New cases of COVID-19, the illness caused by the coronavirus, shot up by nearly 50,000 on Wednesday, according to the latest tally, marking the biggest one-day spike since the start of the pandemic.
"The spread of this virus continues at a rate that is particularly concerning," California Governor Gavin Newsom, a Democrat, said in ordering the closure of bars, bans on indoor dining and other restrictions in 19 counties, affecting over 70% of the state's population.
The change in California, which was the first U.S. state to impose sweeping "stay-at-home" restrictions in March, will likely inflict more financial pain on the owners of bars and restaurants who have struggled to survive the pandemic.
The epicenter of the country's COVID-19 epidemic has moved from the Northeast to California, Arizona and New Mexico in the West along with Texas, Florida and Georgia.
Texas again topped its previous record on Wednesday with 8,076 new cases, while South Carolina reported 24 more coronavirus deaths, a single-day high for the state. Tennessee and Alaska also had record numbers of new cases on Wednesday.
The United States recorded its biggest one-day increase of nearly 48,000 new infections on Tuesday, including more than 8,000 each in California and Texas, a tally showed.
New Mexico Governor Michelle Grisham, a Democrat, on Wednesday extended the state's emergency public health order through July 15, saying that authorities would "aggressively" enforce mandatory mask rules.
"I want to be as clear as I can possibly be: New Mexico, in this moment, still has the power to change the terrible trajectory of this virus," Grisham said. "But our time is limited. And we are staring down the barrel of what Texas, Arizona and many other hard-hit states are grappling with."
'VIRUS ON THE PROWL'
In Indiana, Republican Governor Eric Holcomb halted his state's phased reopening until at least mid-July.

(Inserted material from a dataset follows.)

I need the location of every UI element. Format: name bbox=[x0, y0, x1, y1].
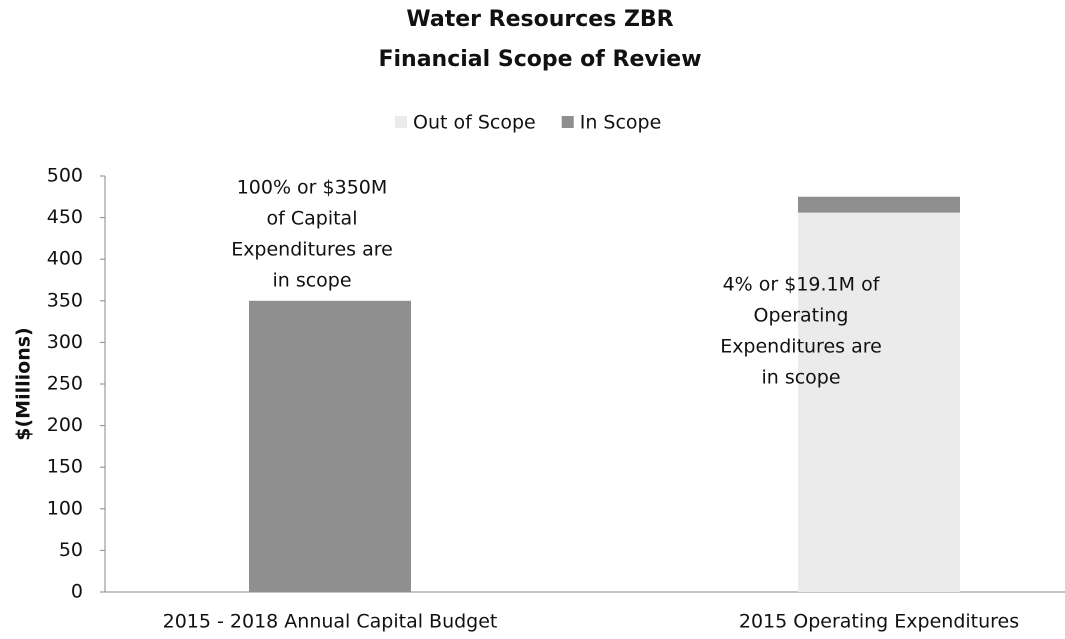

"We just have to accept the fact ... that again this virus is on the prowl and it is moving, and it's moving even within our borders," he said.
New York Mayor Bill de Blasio, a Democrat whose city was for months at the center of the U.S. outbreak, said Wednesday he would postpone a plan to allow indoor restaurant dining beginning Monday.
"We see a lot of problems and we particularly see problems revolving around people going back to bars and restaurants indoors, and indoors is the problem more and more," de Blasio told reporters.
A Reuters/Ipsos poll found Americans are increasingly worried about the spread of COVID-19, the serious and sometimes fatal illness caused by the coronavirus.
Roughly seven in 10 Republicans said they were personally concerned about the virus' spread, up from six in 10 in previous polls. About nine in 10 Democrats said they are similarly worried, a level of concern that has not changed.
Conservatives have generally been less willing to wear masks or follow other restrictions imposed by local authorities to stop the spread of the virus as the issue has become increasingly politicized.
President Donald Trump, who has been reluctant to don a mask himself, told the Fox Business Network on Wednesday that he used face coverings when in close quarters with other people but did not think mask-wearing needed to be mandatory.